Investor enthusiasm waned a bit on Thursday, and the stock market couldn't extend its streak of three straight days of gains, as market participants instead focused on concerns whether policymakers aiming to stoke the global economy will be successful in their efforts. Oil prices remained volatile, but the modest 0.5% decline in the S&P 500 looked more like a natural pause after an extensive upward move since last Friday than a reversal motivated by changes in the fundamental prospects for the market. Despite the lack of strong negative news to affect the entire stock market, several individual stocks posted substantial declines, including DISH Network (NASDAQ:DISH), Perrigo (NYSE:PRGO), and MGM Resorts (NYSE:MGM).
DISH Network dropped 6% after the satellite-television provider reported an unexpected loss for the fourth quarter. The Thursday morning report showed that overall subscriber counts were down 81,000, to about 13.9 million, and churn rates rose to 1.71% for the year. Some analysts projected that DISH saw more customers jump to its online-streaming Sling TV service, but the primary untapped potential that DISH currently has comes from its extensive stockpile of spectrum assets.
The value of DISH's spectrum could well exceed the market capitalization of the entire company, but the company has been slow to come up with firm plans for exactly what it expects to do with its assets. Until it does, shareholders will remain in the dark about the true capability for DISH Network to boost its long-term growth.
Perrigo fell 10% in the wake of its own disappointing fourth-quarter financial report. The pharmaceutical and over-the-counter medications maker failed to meet investors' expectations for quarterly earnings per share, which has become so unusual for Perrigo that it shocked shareholders with the substantial loss. Perrigo also further reduced its full-year guidance, and the company took asset impairments against intangibles that it acquired in conjunction with its acquisition of Omega Pharma.

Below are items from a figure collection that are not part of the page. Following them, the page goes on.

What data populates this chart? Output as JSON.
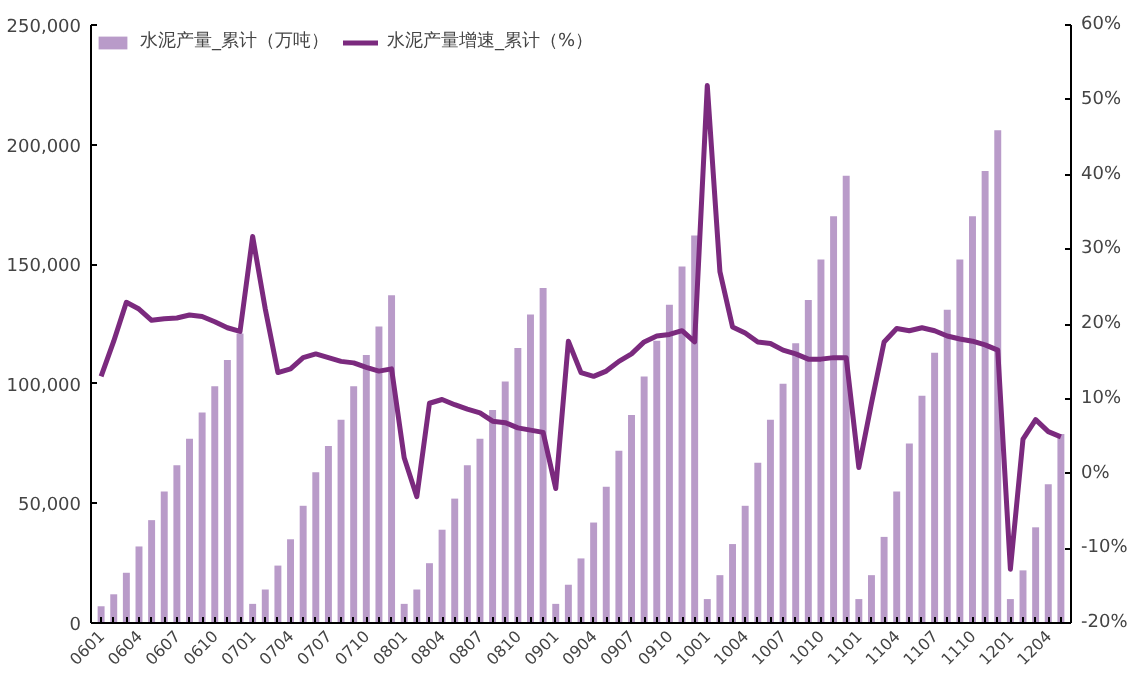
{
  "chart_data": {
    "type": "bar",
    "categories": [
      "0601",
      null,
      null,
      "0604",
      null,
      null,
      "0607",
      null,
      null,
      "0610",
      null,
      null,
      "0701",
      null,
      null,
      "0704",
      null,
      null,
      "0707",
      null,
      null,
      "0710",
      null,
      null,
      "0801",
      null,
      null,
      "0804",
      null,
      null,
      "0807",
      null,
      null,
      "0810",
      null,
      null,
      "0901",
      null,
      null,
      "0904",
      null,
      null,
      "0907",
      null,
      null,
      "0910",
      null,
      null,
      "1001",
      null,
      null,
      "1004",
      null,
      null,
      "1007",
      null,
      null,
      "1010",
      null,
      null,
      "1101",
      null,
      null,
      "1104",
      null,
      null,
      "1107",
      null,
      null,
      "1110",
      null,
      null,
      "1201",
      null,
      null,
      "1204",
      null
    ],
    "series": [
      {
        "name": "水泥产量_累计（万吨）",
        "color": "#b99bc9",
        "values": [
          7000,
          12000,
          21000,
          32000,
          43000,
          55000,
          66000,
          77000,
          88000,
          99000,
          110000,
          121000,
          8000,
          14000,
          24000,
          35000,
          49000,
          63000,
          74000,
          85000,
          99000,
          112000,
          124000,
          137000,
          8000,
          14000,
          25000,
          39000,
          52000,
          66000,
          77000,
          89000,
          101000,
          115000,
          129000,
          140000,
          8000,
          16000,
          27000,
          42000,
          57000,
          72000,
          87000,
          103000,
          118000,
          133000,
          149000,
          162000,
          10000,
          20000,
          33000,
          49000,
          67000,
          85000,
          100000,
          117000,
          135000,
          152000,
          170000,
          187000,
          10000,
          20000,
          36000,
          55000,
          75000,
          95000,
          113000,
          131000,
          152000,
          170000,
          189000,
          206000,
          10000,
          22000,
          40000,
          58000,
          79000
        ]
      },
      {
        "name": "水泥产量增速_累计（%）",
        "type": "line",
        "axis": "y2",
        "color": "#7b2a7e",
        "values": [
          13,
          17.7,
          22.9,
          22,
          20.5,
          20.7,
          20.8,
          21.2,
          21,
          20.3,
          19.5,
          19,
          31.7,
          22,
          13.5,
          14,
          15.5,
          16,
          15.5,
          15,
          14.8,
          14.2,
          13.7,
          14,
          2.1,
          -3.1,
          9.4,
          9.9,
          9.2,
          8.6,
          8.1,
          7,
          6.8,
          6.1,
          5.8,
          5.5,
          -2,
          17.7,
          13.5,
          13,
          13.7,
          15,
          16,
          17.6,
          18.4,
          18.6,
          19.1,
          17.6,
          51.9,
          27,
          19.6,
          18.8,
          17.6,
          17.4,
          16.5,
          16,
          15.3,
          15.3,
          15.5,
          15.5,
          0.8,
          9.4,
          17.6,
          19.4,
          19.1,
          19.5,
          19.1,
          18.4,
          18,
          17.7,
          17.2,
          16.5,
          -12.8,
          4.6,
          7.2,
          5.6,
          4.9
        ]
      }
    ],
    "ylim": [
      0,
      250000
    ],
    "yticks": [
      {
        "value": 0,
        "label": "0"
      },
      {
        "value": 50000,
        "label": "50,000"
      },
      {
        "value": 100000,
        "label": "100,000"
      },
      {
        "value": 150000,
        "label": "150,000"
      },
      {
        "value": 200000,
        "label": "200,000"
      },
      {
        "value": 250000,
        "label": "250,000"
      }
    ],
    "y2lim": [
      -20,
      60
    ],
    "y2ticks": [
      {
        "value": -20,
        "label": "-20%"
      },
      {
        "value": -10,
        "label": "-10%"
      },
      {
        "value": 0,
        "label": "0%"
      },
      {
        "value": 10,
        "label": "10%"
      },
      {
        "value": 20,
        "label": "20%"
      },
      {
        "value": 30,
        "label": "30%"
      },
      {
        "value": 40,
        "label": "40%"
      },
      {
        "value": 50,
        "label": "50%"
      },
      {
        "value": 60,
        "label": "60%"
      }
    ],
    "legend": "top left",
    "grid": false
  }
}
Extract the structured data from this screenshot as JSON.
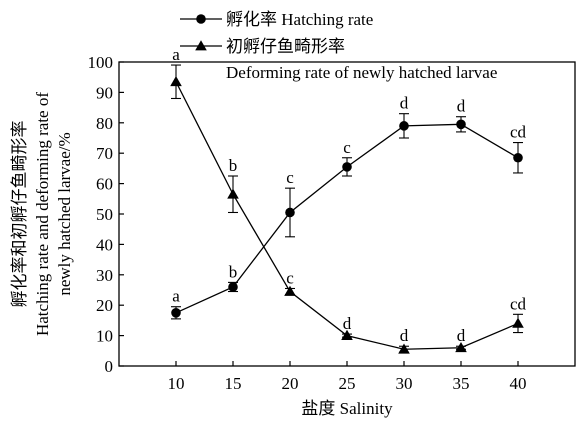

Investors had hoped that Perrigo's efforts to strengthen its position in the branded consumer-products category would be more successful, but so far, Perrigo hasn't been entirely satisfied with its performance in the segment. A tame winter season in the U.S. could be to blame for some of the shortfall, but Perrigo will nevertheless need to find ways to enhance its strategy in order to recover.
Finally, MGM Resorts declined 8%. The casino giant succumbed to poor conditions in the Macau gaming market, posting a net loss for the quarter. MGM said that Macau-based revenue fell 31%, which was worse than the declines that some of its casino-resort competitors gave in their quarterly reports. Moreover, MGM wasn't even able to get a bounce from its U.S. operations, because revenue fell on lower slot and table-game sales.
With MGM delaying the opening of its planned resort on the Cotai Strip in Macau until 2017, investors don't have clear catalysts to support a recovery for the stock. Unless conditions in Macau improve much faster than most expect, MGM Resorts could remain under pressure for some time.